Summer class descriptions are provided below. You can express interest in our classes and make additional topic requests using the form below. Because most students request individual tutoring, sessions are scheduled after you contact us. A first consultation to determine your level and goals is FREE! Class fees range from $10 to $80 (US) per hour.
Read a student review: "Our student enjoyed this class immensely. It was a great supplement to his studies to build his interest in a different area without the pressure of lots of homework and grades. Though we signed up for the music aspect, the class covered quite a bit of history, geography and even language - all appropriate for his grade level. Highly recommended." J.H. (For 'Treasures from Turkey')

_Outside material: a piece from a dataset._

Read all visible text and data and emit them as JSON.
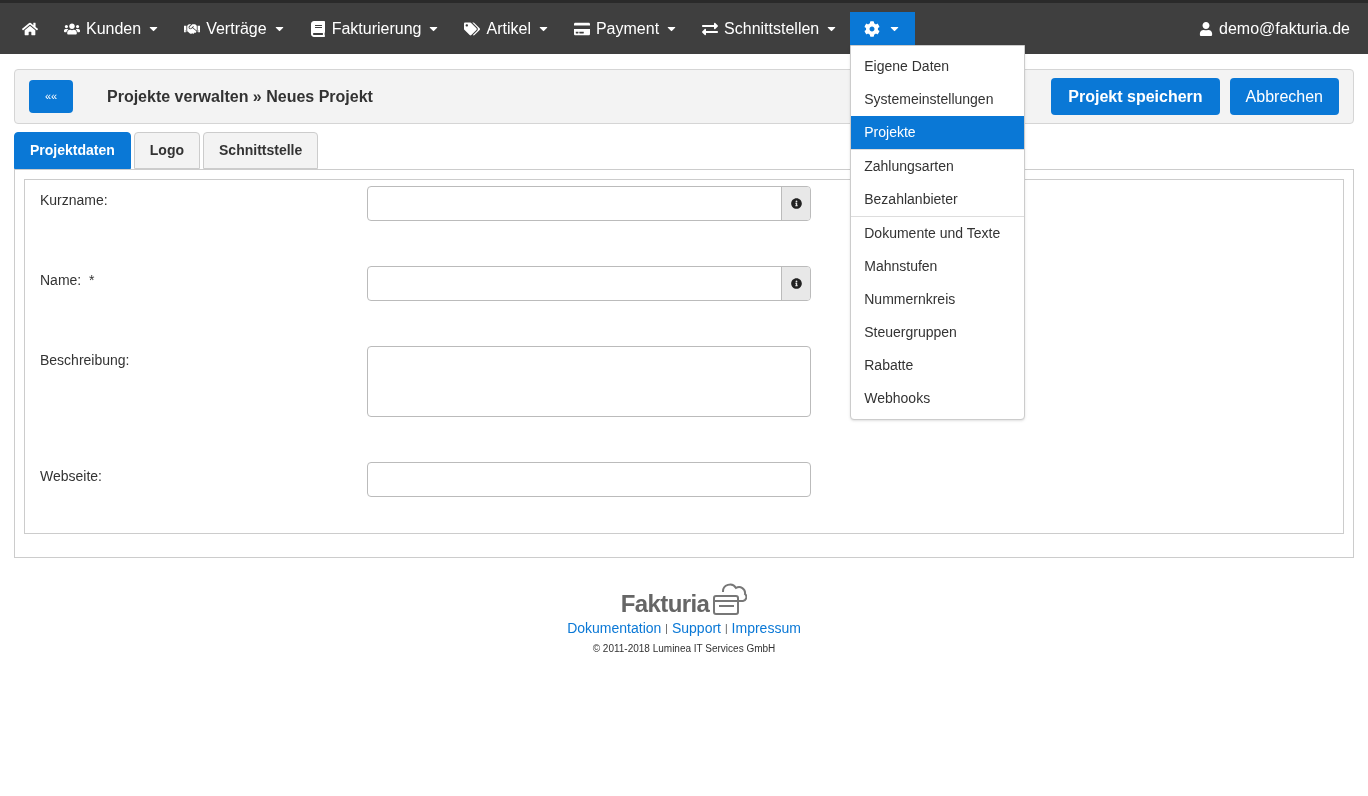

For Summer 2021 we are highlighting Music Theory instruction:
Kathryn Woodard offers individual and small group tutoring that prepares students for all ABRSM grades and the AP Music Theory exam. ABRSM exams up to Grade 5 are now in an online format, making them accessible worldwide. The AP test preparation (for Advanced Placement credit in the US) can substitute for a formal class at your school. The student just needs to register for the exam through their school's AP coordinator. While class sessions focus on material geared toward each grade and level, the content is supplemented with listening and score study that reflects a broad range of musical styles. We are committed to an inclusive and diverse curriculum. Please use the form below to contact us and set up an initial conversation.
Why learn Music Theory? Music theory is similar to learning grammar and spelling when learning a language. That may sound dry and somewhat boring but I'm sure you recognize the usefulness of those subjects when communicating and writing! The more advanced levels of theory provide you with tools for understanding how music is constructed, why it sounds the way it does, and how you can create your own. Just like with spoken language, you can master quite a lot as a performer without knowing the theory/grammar rules. But if you want to know more about the inner workings of what you play, then these courses are for you! The exams mentioned above focus on music written for Western instruments such as piano and those of the orchestra (violin, flute, etc.). It is a bias for sure, and similar to the bias of learning English as a current lingua franca. However, I do like to touch on other 'languages' - other styles of music - as we learn about pitch, harmony, and rhythm. You will not become fluent in those 'languages,' but you will gain a familiarity with them - enough to find out if you want to study them further! ~KW
Beginning piano lessons are taught using a variety of materials, including our new publication I'm A Big Red Bird! The melody composed by Kathryn Woodard uses the pentatonic scale and is easily learned on the black keys of the piano. Lessons teach students to transfer the melody to white keys, play with one hand, add accompaniments, and more! Each line of the lyrics introduces a different animal and what makes them unique. Students are encouraged to make up lyrics for other animals they think of! View the blog post for sample tutorial videos!
Listening Around the World
This class actually grew out of some of the theory classes described above. I realized students could be given listening assignments simply to broaden their awareness of styles around the world without the laser focus on theoretical concepts. The first installment is off to a great start! Check out these latest blog entries (starting on March 14) to learn more and see if this might be a good fit for you.
Piano Music From Around the World
This class provides an introduction to various styles of piano music with selections from Argentina, Costa Rica, Croatia, Turkey, Ghana, Nigeria, China, Japan and more! Students learn about the composers of the pieces, styles that influenced their compositions, and features of their culture that also inform their music. Each class begins with a geography lesson and some feature of the language that enhances the music lesson. Students do not need to play the piano in order to take the course -some students will learn to play pieces but others can complete written assignments about the course material to receive their certificate.
A class for students of all levels! Most students learn rhythm by ear at the keyboard, and an understanding of rhythmic notation comes much later. This class embraces that approach, introducing students of all ages to simple and complex rhythm patterns through clapping and counting but adding some discussion of notation for older students. Examples range from common meters and subdivisions in classical piano music to irregular meters of the Balkans, cross-rhythms in West African drumming, North Indian tala counting and much more!
Students receive Certificates of Completion for each course whether they pursue standardized exams or not.